Hawaii’s giant Banyan trees are under attack, posing safety hazards at island parks, along streets, and even on military bases.
According to tree experts and researchers, the insects damaging the trees are relatively new to the state.
Arborist Steve Nimz is working with the city, state and military to battle two new enemies: the lobate lac scale, which look like bumps, and the stem-galling wasp.
No one knows exactly how they got here, but they were discovered over a year ago.
“It’s becoming a more larger (problem) than before,” Nimz said. “We’re getting a lot of invasive introduced insect problems in the state right now.”
According to Nimz, these insects have been attacking trees in areas like Kapiolani Park and Moanalua Gardens by destroying new stems and leaves.
“We’re trying different types of chemicals, injection systems,” he said.
Nimz said chemical injections into trees should be done every six to 12 months and can cost $200 to $1,500 per tree.
Arborists say the chemical injections are showing positive results. Trees at the National Memorial Cemetery of the Pacific are recovering from the chemical injections.
But because the treatment can be pricey, the problem is hard to fight.
Experts are hoping that insect populations level off, or a predator comes along that only attacks these pests, but the challenge is “finding a predator that will attack only that specific insect and not attack any of our other plants or insects that are positive ones,” Nimz said.
The Banyan isn’t the only type of tree these insects like. Scale were also found on mango trees, and, while they aren’t a big problem for mango trees right now, they could be later on.
Researchers at the University of Hawaii at Manoa are also treating trees on campus, because if they don’t, “I wouldn’t say they would die next morning or next week, but they will go bad,” said Zhi Qiang Cheng, UH Plant and Environmental Protection Sciences.

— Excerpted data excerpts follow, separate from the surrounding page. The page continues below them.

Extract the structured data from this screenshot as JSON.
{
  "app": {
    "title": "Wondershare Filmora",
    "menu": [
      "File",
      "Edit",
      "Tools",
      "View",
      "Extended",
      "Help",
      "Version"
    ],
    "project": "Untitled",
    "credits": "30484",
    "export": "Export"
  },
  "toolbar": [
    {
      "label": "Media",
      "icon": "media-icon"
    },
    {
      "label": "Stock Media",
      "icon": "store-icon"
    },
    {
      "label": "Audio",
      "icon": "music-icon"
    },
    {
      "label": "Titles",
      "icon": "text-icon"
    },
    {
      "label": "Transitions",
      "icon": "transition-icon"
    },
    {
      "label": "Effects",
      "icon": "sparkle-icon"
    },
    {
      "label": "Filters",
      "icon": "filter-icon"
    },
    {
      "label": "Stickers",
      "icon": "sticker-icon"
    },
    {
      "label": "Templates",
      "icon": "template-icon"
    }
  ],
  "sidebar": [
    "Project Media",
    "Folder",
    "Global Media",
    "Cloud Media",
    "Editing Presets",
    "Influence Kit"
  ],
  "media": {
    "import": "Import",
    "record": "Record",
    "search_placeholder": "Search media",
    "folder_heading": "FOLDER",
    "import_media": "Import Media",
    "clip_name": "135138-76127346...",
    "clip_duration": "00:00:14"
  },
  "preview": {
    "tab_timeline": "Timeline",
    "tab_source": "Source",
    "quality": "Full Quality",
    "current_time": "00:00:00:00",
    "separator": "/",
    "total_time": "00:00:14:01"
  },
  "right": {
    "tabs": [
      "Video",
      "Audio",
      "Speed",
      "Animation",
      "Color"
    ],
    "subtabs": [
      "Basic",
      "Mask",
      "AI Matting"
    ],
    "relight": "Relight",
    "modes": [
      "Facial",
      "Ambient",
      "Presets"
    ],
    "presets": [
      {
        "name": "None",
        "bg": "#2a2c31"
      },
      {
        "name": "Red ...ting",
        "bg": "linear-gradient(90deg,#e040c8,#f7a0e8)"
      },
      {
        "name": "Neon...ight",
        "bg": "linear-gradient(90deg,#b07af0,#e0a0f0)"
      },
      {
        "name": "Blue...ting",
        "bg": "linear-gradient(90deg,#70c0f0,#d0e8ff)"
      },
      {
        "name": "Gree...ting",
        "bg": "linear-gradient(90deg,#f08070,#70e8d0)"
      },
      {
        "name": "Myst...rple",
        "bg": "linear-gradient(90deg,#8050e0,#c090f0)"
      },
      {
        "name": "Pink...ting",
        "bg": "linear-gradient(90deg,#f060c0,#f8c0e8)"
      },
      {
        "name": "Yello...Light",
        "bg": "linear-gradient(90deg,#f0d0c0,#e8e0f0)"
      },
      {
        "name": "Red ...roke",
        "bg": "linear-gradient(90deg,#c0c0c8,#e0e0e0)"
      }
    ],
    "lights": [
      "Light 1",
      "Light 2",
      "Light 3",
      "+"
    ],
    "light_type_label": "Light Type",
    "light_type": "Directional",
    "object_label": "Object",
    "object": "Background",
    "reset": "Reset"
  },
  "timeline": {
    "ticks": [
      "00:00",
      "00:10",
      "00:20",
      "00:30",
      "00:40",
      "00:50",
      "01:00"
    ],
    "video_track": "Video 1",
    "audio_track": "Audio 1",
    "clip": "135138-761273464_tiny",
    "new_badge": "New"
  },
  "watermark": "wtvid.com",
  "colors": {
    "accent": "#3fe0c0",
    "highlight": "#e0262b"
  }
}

At least one has already died.
So far they’ve identified and treated 45 Banyan trees on campus with a pesticide, using a trunk injection system to try and prevent any further damage to the tree.
The two-year project started in July 2013 after a landscaping manager on the campus noticed a problem with the trees.
“They ask us to help them to come up with a plan to help, to protect those trees because we have 60 Chinese Banyan trees on campus. Pretty much all of them are infected,” Cheng said.
This battle is different than the one in 2005 when the gall wasp infected a number of Wiliwili trees.
Since then, the state launched a campaign to eradicate the wasp with a pesticide and a predator to help protect the trees.